Likewise 38" in diameter rather than 24".
But where you come to grief is the apparent size.
Your drums will be 220 gallon drums.
I did a project sort of like this once, at twice the scale. It was an oil refinery in the early Twentieth Century that shipped its product in wooden barrels on a narrow gauge railroad. The model was N Scale 1/160 about twice yours. Because the barrels were stacked in layers, I needed a lot of them. Each railroad car had a stack say four barrels wide by ten barrels long and two barrels high. I bought a bunch of white metal barrels. They were expensive and entailed a lot of work to clean up. I saved some by using a spacer in the lower middle layer, and glued together one stack/ car load. Then I made a mold and cast a couple more. The project was kind of a failure because the mold rubber got in between the barrels, when I went to take the master out of the mold it ripped it up, and my copies were pretty rough. It was all just so darned small.

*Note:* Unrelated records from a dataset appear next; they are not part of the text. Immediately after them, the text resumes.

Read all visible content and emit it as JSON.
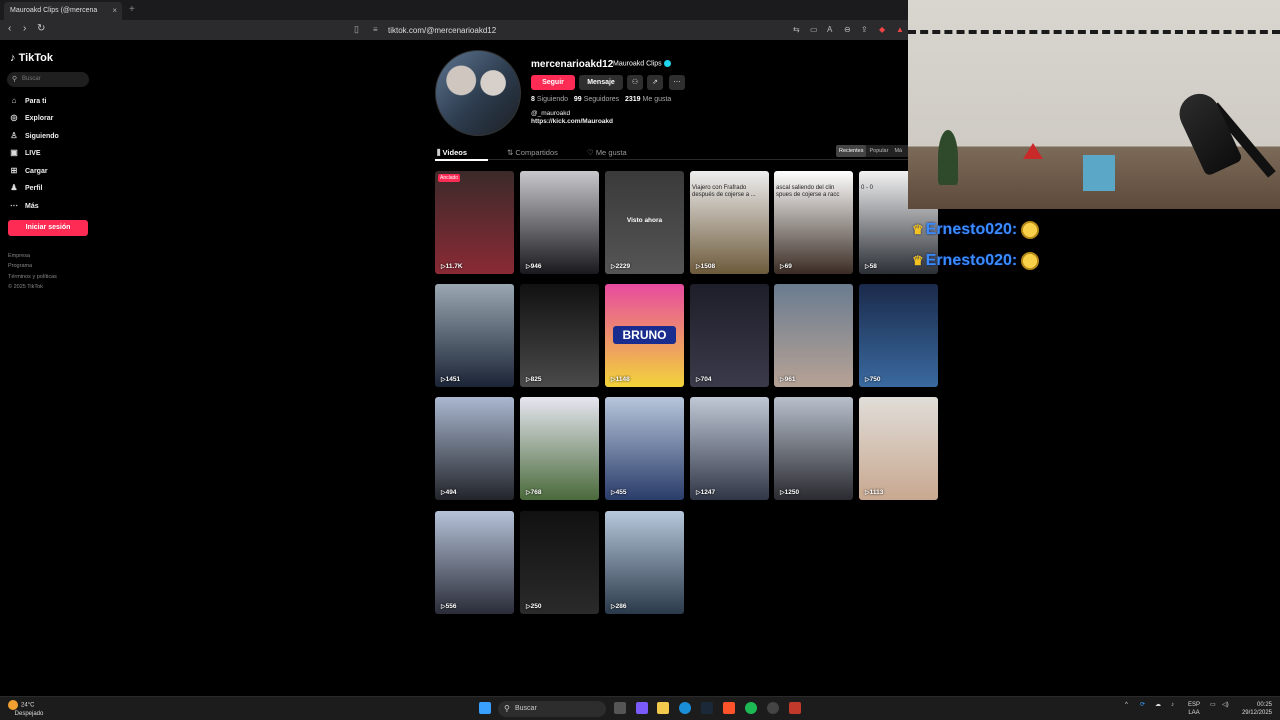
{
  "browser": {
    "tab_title": "Mauroakd Clips (@mercena",
    "tab_close": "×",
    "new_tab": "+",
    "url": "tiktok.com/@mercenarioakd12"
  },
  "sidebar": {
    "logo": "TikTok",
    "search_placeholder": "Buscar",
    "items": [
      {
        "label": "Para ti",
        "icon": "⌂"
      },
      {
        "label": "Explorar",
        "icon": "◎"
      },
      {
        "label": "Siguiendo",
        "icon": "♙"
      },
      {
        "label": "LIVE",
        "icon": "▣"
      },
      {
        "label": "Cargar",
        "icon": "⊞"
      },
      {
        "label": "Perfil",
        "icon": "♟"
      },
      {
        "label": "Más",
        "icon": "⋯"
      }
    ],
    "login": "Iniciar sesión",
    "footer": [
      "Empresa",
      "Programa",
      "Términos y políticas",
      "© 2025 TikTok"
    ]
  },
  "profile": {
    "username": "mercenarioakd12",
    "display_name": "Mauroakd Clips",
    "follow": "Seguir",
    "message": "Mensaje",
    "following_count": "8",
    "following_label": "Siguiendo",
    "followers_count": "99",
    "followers_label": "Seguidores",
    "likes_count": "2319",
    "likes_label": "Me gusta",
    "handle": "@_mauroakd",
    "link": "https://kick.com/Mauroakd"
  },
  "tabs": {
    "videos": "Videos",
    "shared": "Compartidos",
    "liked": "Me gusta",
    "sort": [
      "Recientes",
      "Popular",
      "Má"
    ]
  },
  "videos": [
    {
      "views": "11.7K",
      "pinned": "Anclado",
      "c1": "#3b2a2a",
      "c2": "#8a2a35"
    },
    {
      "views": "946",
      "c1": "#c8c8cc",
      "c2": "#1a1a1e"
    },
    {
      "views": "2229",
      "seen": "Visto ahora",
      "c1": "#3a3a3a",
      "c2": "#555"
    },
    {
      "views": "1508",
      "text": "Viajero con Frafrado después de cojerse a ...",
      "c1": "#eee",
      "c2": "#6d5a3b"
    },
    {
      "views": "69",
      "text": "ascal saliendo del clin spues de cojerse a racc",
      "c1": "#fff",
      "c2": "#3a2c24"
    },
    {
      "views": "58",
      "text": "0 - 0",
      "c1": "#f2f2f2",
      "c2": "#2b2f36"
    },
    {
      "views": "1451",
      "c1": "#9aa8b2",
      "c2": "#1b2436"
    },
    {
      "views": "825",
      "c1": "#111",
      "c2": "#4a4a4a"
    },
    {
      "views": "1148",
      "bruno": "BRUNO",
      "c1": "#e84aa0",
      "c2": "#f2d43a"
    },
    {
      "views": "704",
      "c1": "#1e1e2a",
      "c2": "#3a3a4a"
    },
    {
      "views": "961",
      "c1": "#6a7c90",
      "c2": "#b6a295"
    },
    {
      "views": "750",
      "c1": "#1b2a4a",
      "c2": "#3a6aa0"
    },
    {
      "views": "494",
      "c1": "#aab8d0",
      "c2": "#22242a"
    },
    {
      "views": "768",
      "c1": "#e6e6f0",
      "c2": "#4a6a3a"
    },
    {
      "views": "455",
      "c1": "#b7c6da",
      "c2": "#2a3c6a"
    },
    {
      "views": "1247",
      "c1": "#c0c8d6",
      "c2": "#303646"
    },
    {
      "views": "1250",
      "c1": "#b8c0cc",
      "c2": "#2a2a30"
    },
    {
      "views": "1113",
      "c1": "#e0ddd8",
      "c2": "#c8a890"
    },
    {
      "views": "556",
      "c1": "#b5c2d8",
      "c2": "#2a2c38"
    },
    {
      "views": "250",
      "c1": "#111",
      "c2": "#2a2a2a"
    },
    {
      "views": "286",
      "c1": "#b8c8dc",
      "c2": "#2a3a4a"
    }
  ],
  "chat": [
    {
      "user": "Ernesto020:"
    },
    {
      "user": "Ernesto020:"
    }
  ],
  "taskbar": {
    "temp": "24°C",
    "weather": "Despejado",
    "search": "Buscar",
    "lang1": "ESP",
    "lang2": "LAA",
    "time": "00:25",
    "date": "29/12/2025"
  }
}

Depending on your needs, I suggest the following:
Evergreen makes 0.08 inch rod which scales about 28". Chop off a number of pieces that are 0.125" (about 42" in scale to compensate for the slight over sized diameter). Chop a bunch at 0.25". Glue the long ones together in a double stack and glue the short ones around it. Paint it up, in a couple of colors if you have the patience. I wouldn't, at least to paint bands on the drums.